Ned Potter

ABC News Correspondent

ByABC News
June 28, 2005, 1:55 PM

 — -- Ned Potter is science correspondent for ABC News. His reporting has taken him to 49 states and five continents, from Alaska's North Slope to the rain forests of South America.

He has reported on such subjects as space exploration, the Internet, the war on terrorism, the human genome, climate change and the implications of new technology. He has reported for World News, Nightline, Good Morning America, and other broadcasts. In recent years, as ABC News has expanded in digital media, he has reported extensively for ABCNEWS.com.

He has covered many key moments in the history of science and technology. He was there for some of the first space shuttle flights, and again for the very last. He reported on the rise of Google and the death of Steve Jobs. An archival search shows that early in his career, he may have been the first person to use the word "cellphone" on a national news broadcast. He spent more than a year following a crew of shuttle astronauts as they prepared for the final mission to repair the Hubble Space Telescope.

He spent seven years as environmental correspondent for American Agenda, a World News segment that regularly covered major public issues. He also spent three years, in addition to his work for World News, reporting for Discovery News, a weekly science news program produced by ABC News for the Discovery Channel.

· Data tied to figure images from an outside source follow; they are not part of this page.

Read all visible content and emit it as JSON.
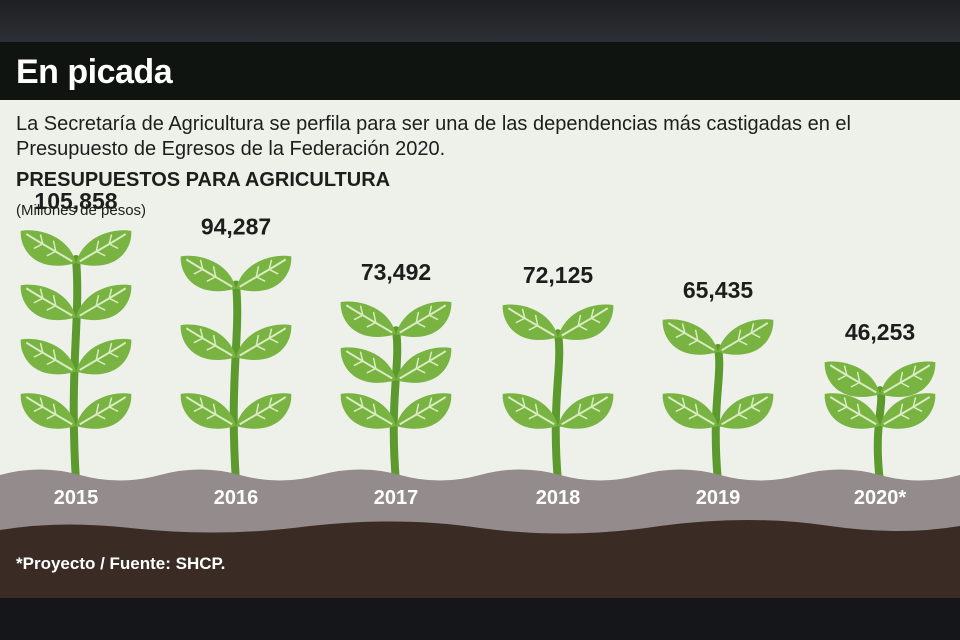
{
  "title": "En picada",
  "description": "La Secretaría de Agricultura se perfila para ser una de las dependencias más castigadas en el Presupuesto de Egresos de la Federación 2020.",
  "footnote": "*Proyecto / Fuente: SHCP.",
  "colors": {
    "header_bg": "#0f1410",
    "background": "#eef0ea",
    "leaf": "#79b342",
    "leaf_vein": "#d9ecc2",
    "stem": "#5c9a2e",
    "soil_top": "#948b8c",
    "soil_bottom": "#3a2b24"
  },
  "chart_data": {
    "type": "bar",
    "title": "PRESUPUESTOS PARA AGRICULTURA",
    "ylabel": "(Millones de pesos)",
    "categories": [
      "2015",
      "2016",
      "2017",
      "2018",
      "2019",
      "2020*"
    ],
    "values": [
      105858,
      94287,
      73492,
      72125,
      65435,
      46253
    ],
    "value_labels": [
      "105,858",
      "94,287",
      "73,492",
      "72,125",
      "65,435",
      "46,253"
    ]
  }
}
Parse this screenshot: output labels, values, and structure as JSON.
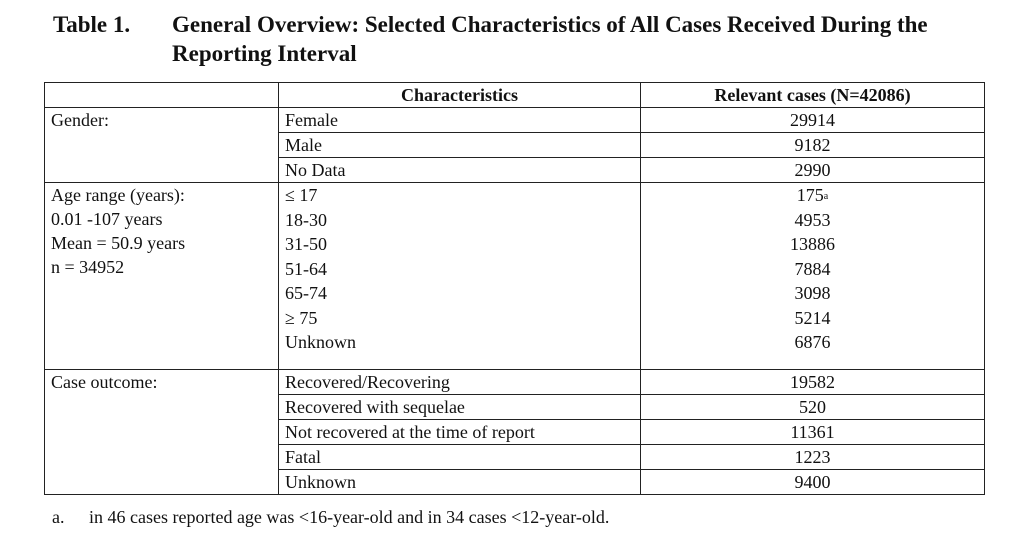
{
  "title": {
    "label": "Table 1.",
    "text": "General Overview: Selected Characteristics of All Cases Received During the Reporting Interval"
  },
  "table": {
    "headers": {
      "characteristics": "Characteristics",
      "relevant_cases": "Relevant cases (N=42086)"
    },
    "groups": [
      {
        "label_lines": [
          "Gender:"
        ],
        "rows": [
          {
            "characteristic": "Female",
            "value": "29914"
          },
          {
            "characteristic": "Male",
            "value": "9182"
          },
          {
            "characteristic": "No Data",
            "value": "2990"
          }
        ]
      },
      {
        "label_lines": [
          "Age range (years):",
          "0.01 -107 years",
          "Mean = 50.9 years",
          "n = 34952"
        ],
        "rows": [
          {
            "characteristic": "≤ 17",
            "value": "175",
            "mark": "a"
          },
          {
            "characteristic": "18-30",
            "value": "4953"
          },
          {
            "characteristic": "31-50",
            "value": "13886"
          },
          {
            "characteristic": "51-64",
            "value": "7884"
          },
          {
            "characteristic": "65-74",
            "value": "3098"
          },
          {
            "characteristic": "≥ 75",
            "value": "5214"
          },
          {
            "characteristic": "Unknown",
            "value": "6876"
          }
        ]
      },
      {
        "label_lines": [
          "Case outcome:"
        ],
        "rows": [
          {
            "characteristic": "Recovered/Recovering",
            "value": "19582"
          },
          {
            "characteristic": "Recovered with sequelae",
            "value": "520"
          },
          {
            "characteristic": "Not recovered at the time of report",
            "value": "11361"
          },
          {
            "characteristic": "Fatal",
            "value": "1223"
          },
          {
            "characteristic": "Unknown",
            "value": "9400"
          }
        ]
      }
    ]
  },
  "footnote": {
    "letter": "a.",
    "text": "in 46 cases reported age was <16-year-old and in 34 cases <12-year-old."
  }
}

Potter, an ABC News correspondent since 1987, came from CBS News, where his assignments included science and technology, labor and national politics.

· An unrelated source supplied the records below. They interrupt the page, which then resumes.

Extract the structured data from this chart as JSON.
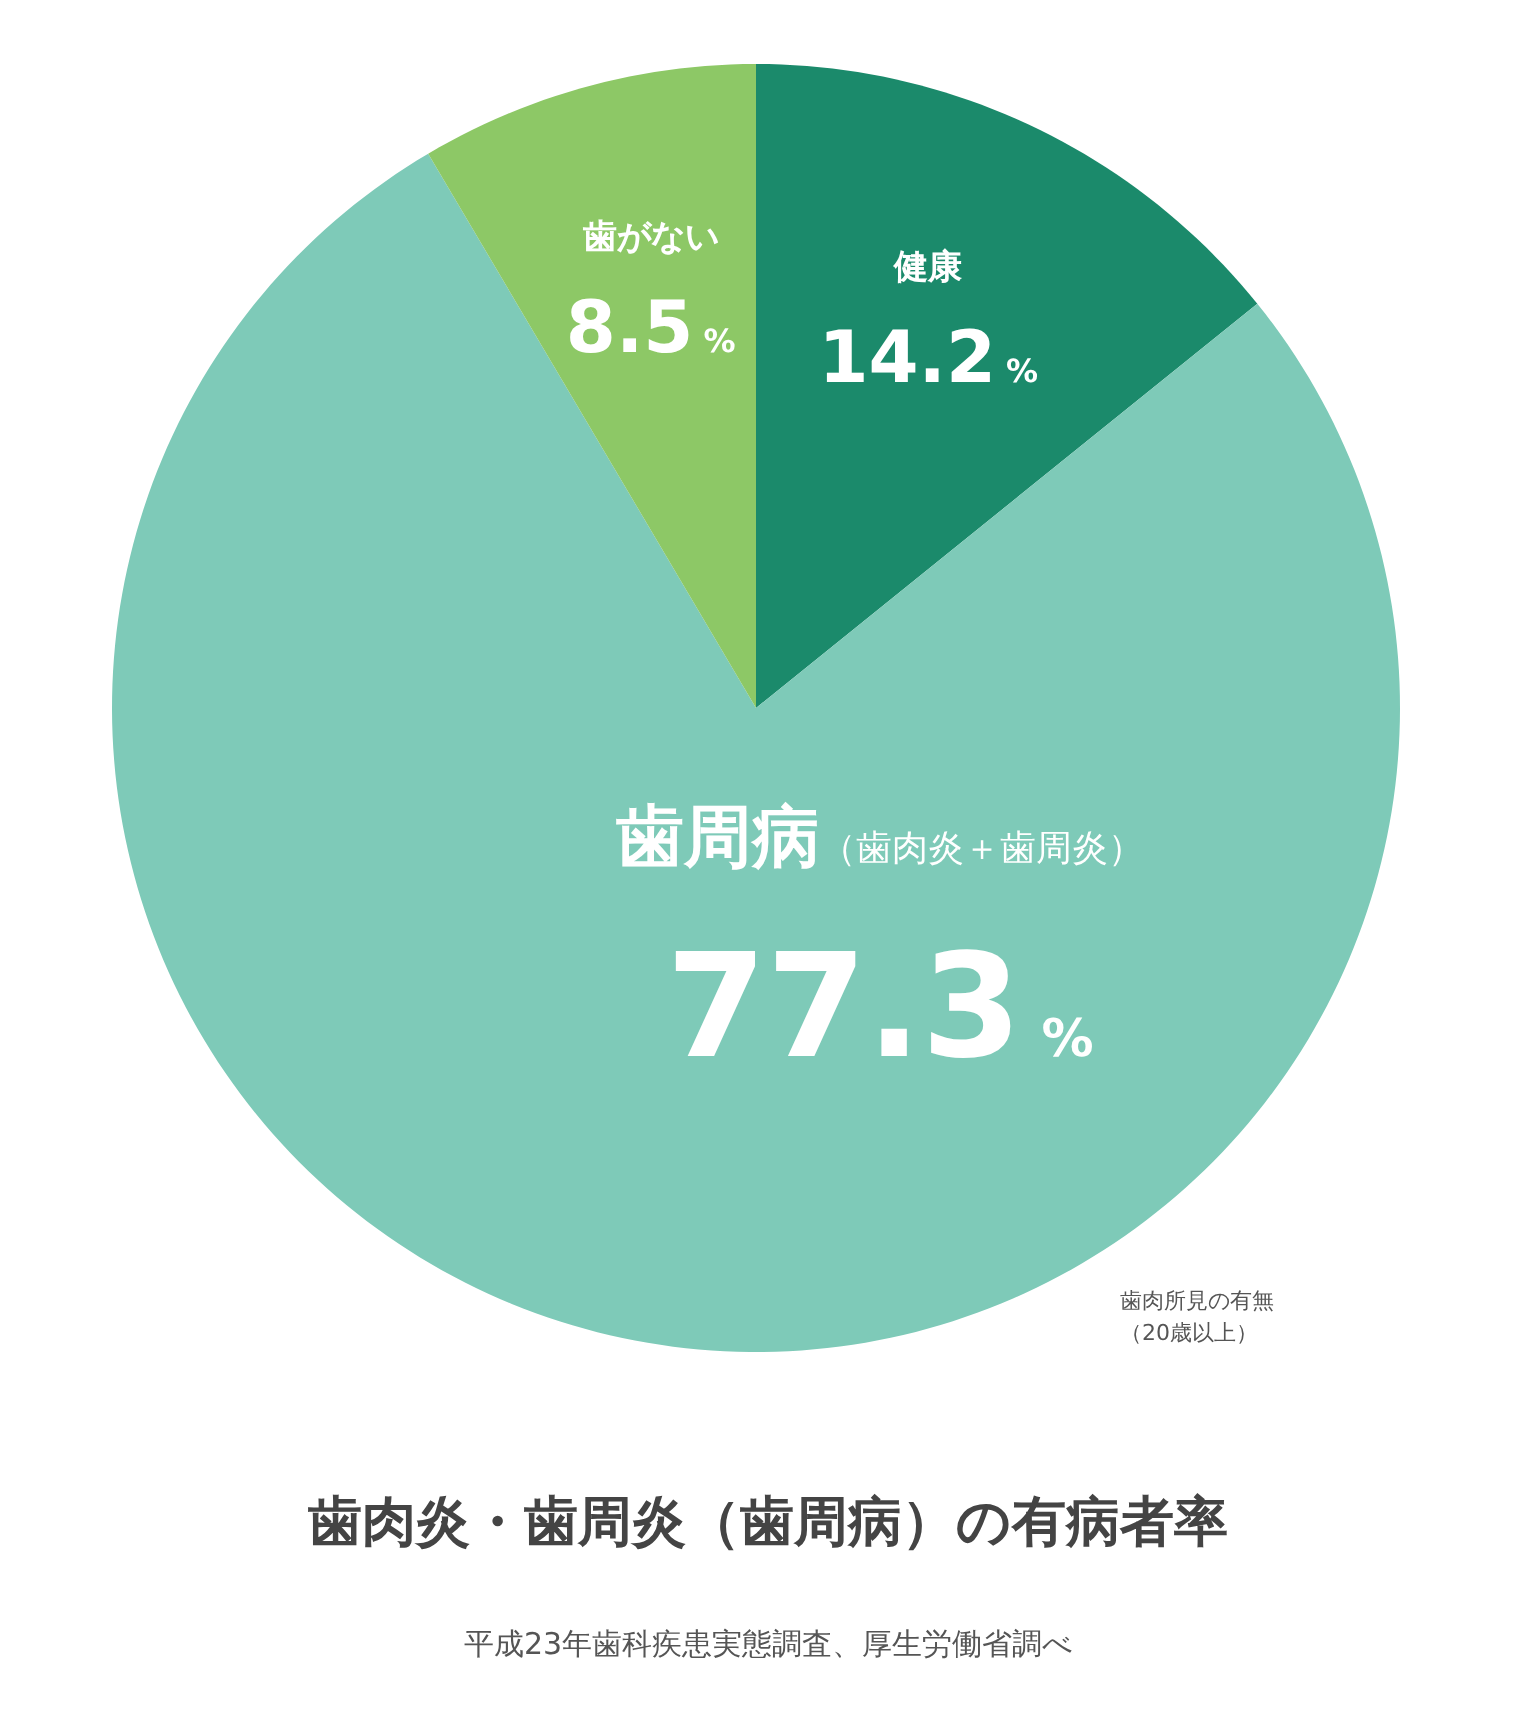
{
  "chart_data": {
    "type": "pie",
    "title": "歯肉炎・歯周炎（歯周病）の有病者率",
    "subtitle": "平成23年歯科疾患実態調査、厚生労働省調べ",
    "categories": [
      "健康",
      "歯周病（歯肉炎＋歯周炎）",
      "歯がない"
    ],
    "values": [
      14.2,
      77.3,
      8.5
    ],
    "colors": [
      "#1b8a6b",
      "#7ecab8",
      "#8dc866"
    ],
    "value_labels": [
      "14.2%",
      "77.3%",
      "8.5%"
    ],
    "annotations": [
      "歯肉所見の有無",
      "（20歳以上）"
    ]
  }
}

Among other honors, he has won the duPont-Columbia Award for excellence in broadcast journalism, an Emmy Award, a Headliner Award and a CINE Golden Eagle Award. He shared in the Peabody Award that ABC News earned for its coverage of the Sept. 11, 2001 terror attacks, and in two Edward R. Morrow Awards won by World News.

He has written articles for New York Magazine, The Chicago Tribune, and other publications. Subjects included personal computers, the advent of the compact disc and the artificial heart.

A graduate of Princeton University with a bachelor's degree in the history of science, he is married and has two children.